Part Larry McMurtry, part Steinbeck, part murder mystery

This is my first John MacDonald book and I was impressed by the great character development. This is not your standard murder mystery - instead it reminds me of Larry McMurtry's "life is full of tragedy" theme. The greed of two men causes a chain reaction of events that end up with one of them being killed and life forever changed for a whole host of people. Is it a mystery? No - the reader knows exactly what happens and no one is looking for the real murderers. What it is is well-written and interesting and, ultimately it struck me as realistic. From what I've read of the other reviews, this was not MacDonald's standard fare - but I am still intrigued enough to look for some more. One thing I was terrible disappointed in - and this is not a reflection of MacDonald, but rather Fawcett Books, the publisher - there were massive amounts of typos in the book - sometimes at least one on every page for 15-20 pages at a stretch - misspellings, quotation marks left off, names not capitalized. It got to be distracting and then a big joke. How unprofessional of Fawcett to send such a fine book to press with so many mistakes!

Style and conviction

I have the terrible feeling that I should like this book more than the earlier Travis McGee novels. Fortunately or unfortunately, that is not the case. Barrier Island provides some of the richest characterizations and most complicated plot points to be found in one of his books. I really admire what he did here and had he not died soon after publication, it would have been interesting to see where this new direction had taken him. I think that how much you like this book will come down to a question of taste. I enjoy the simplicity and the hard-boiled mystery elements of a book like Bright Orange for the Shroud more than I enjoyed Barrier Island. The reader is required to work a lot harder in this book than in some of the others and the plot is occasionally so complicated that I had to go back to remind myself what I had just read. In short: Do read if you are a MacDonald fan already. Even if you are not, if this is your cup of tea then it would be a perfect cup of tea. Someone looking for more standard hard-boiled detective material should pick up a Travis McGee instead.

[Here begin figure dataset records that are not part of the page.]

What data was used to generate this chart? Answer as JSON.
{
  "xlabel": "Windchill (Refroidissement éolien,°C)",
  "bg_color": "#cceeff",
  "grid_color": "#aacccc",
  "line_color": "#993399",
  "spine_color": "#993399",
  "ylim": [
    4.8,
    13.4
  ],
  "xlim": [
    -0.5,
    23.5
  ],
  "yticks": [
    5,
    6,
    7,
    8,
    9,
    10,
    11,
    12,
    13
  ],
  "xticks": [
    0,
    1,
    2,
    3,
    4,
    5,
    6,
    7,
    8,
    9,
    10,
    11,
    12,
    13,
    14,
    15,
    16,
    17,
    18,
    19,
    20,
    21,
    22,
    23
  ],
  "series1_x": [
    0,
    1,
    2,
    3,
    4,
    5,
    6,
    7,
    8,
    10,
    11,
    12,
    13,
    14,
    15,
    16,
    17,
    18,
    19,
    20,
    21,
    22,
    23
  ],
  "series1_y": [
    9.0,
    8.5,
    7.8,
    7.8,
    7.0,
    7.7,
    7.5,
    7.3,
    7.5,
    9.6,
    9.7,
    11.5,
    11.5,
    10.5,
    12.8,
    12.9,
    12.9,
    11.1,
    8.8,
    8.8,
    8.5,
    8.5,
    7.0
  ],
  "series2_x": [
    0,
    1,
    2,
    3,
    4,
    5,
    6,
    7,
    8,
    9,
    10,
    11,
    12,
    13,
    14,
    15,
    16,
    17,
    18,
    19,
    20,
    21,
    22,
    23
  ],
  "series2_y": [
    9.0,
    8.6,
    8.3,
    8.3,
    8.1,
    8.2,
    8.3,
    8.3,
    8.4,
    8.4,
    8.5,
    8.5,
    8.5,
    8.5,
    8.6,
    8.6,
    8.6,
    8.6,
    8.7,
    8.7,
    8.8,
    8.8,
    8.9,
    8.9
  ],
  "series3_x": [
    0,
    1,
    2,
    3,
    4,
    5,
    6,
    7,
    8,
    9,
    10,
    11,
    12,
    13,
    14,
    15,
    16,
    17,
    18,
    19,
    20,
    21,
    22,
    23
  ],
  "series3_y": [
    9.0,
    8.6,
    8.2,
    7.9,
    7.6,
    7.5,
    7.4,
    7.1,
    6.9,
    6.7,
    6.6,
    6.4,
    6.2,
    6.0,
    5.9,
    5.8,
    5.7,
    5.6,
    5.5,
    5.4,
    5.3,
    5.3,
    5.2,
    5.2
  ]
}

The Master's last work: Pulp becomes Art

I'm an unashamed MacDonald acolyte. A completely biased fan. Seek objectivity elsewhere. This is MacDonald's last published novel. He died soon and suddenly before paperback publication of this swiftly and briskly told entertainment, full of the utterly believable characterizations for which MacDonald has always been particularly esteemed. MacDonald has always been a writer's writer. From Stephen King to Dean Koontz and just about every kind of popular novelist from this half of the century (and from more than a few highly-admired literary novelists), you can read unstinting praise for MacDonald. His work influenced and inspired over a generation of popular novelists, and in his particular specialty, the procedural crime thriller, he may well be peerless. In Barrier Island, the plot may keep you turning the pages (another MacDonald specialty: by the time he reached his artistic maturity his tales unfolded with the spooky, organic precision of an amoeba digesting a bit of flotsam; not a seam or dumb loose end to be found); but it's the mastery of language (and through it the mastery of character) that makes the page-turning worth doing: in this, his last novel, MacDonald had honed his prose down to an almost austere simplicity that camoflages his enormous craft. MacDonald advanced as a writer through the evolution of his language. Even in some of his early novels there are moments of Art, with a capital "A," but here, in this last work, there is Art everywhere. The irony of this clean prose revealing the utter messiness of human affairs (about which MacDonald knew more than most), is part of what makes this novel Art, not just another light entertainment. And it is this very quality of language that will have the last page resonating in your head and heart long after you've closed the back cover.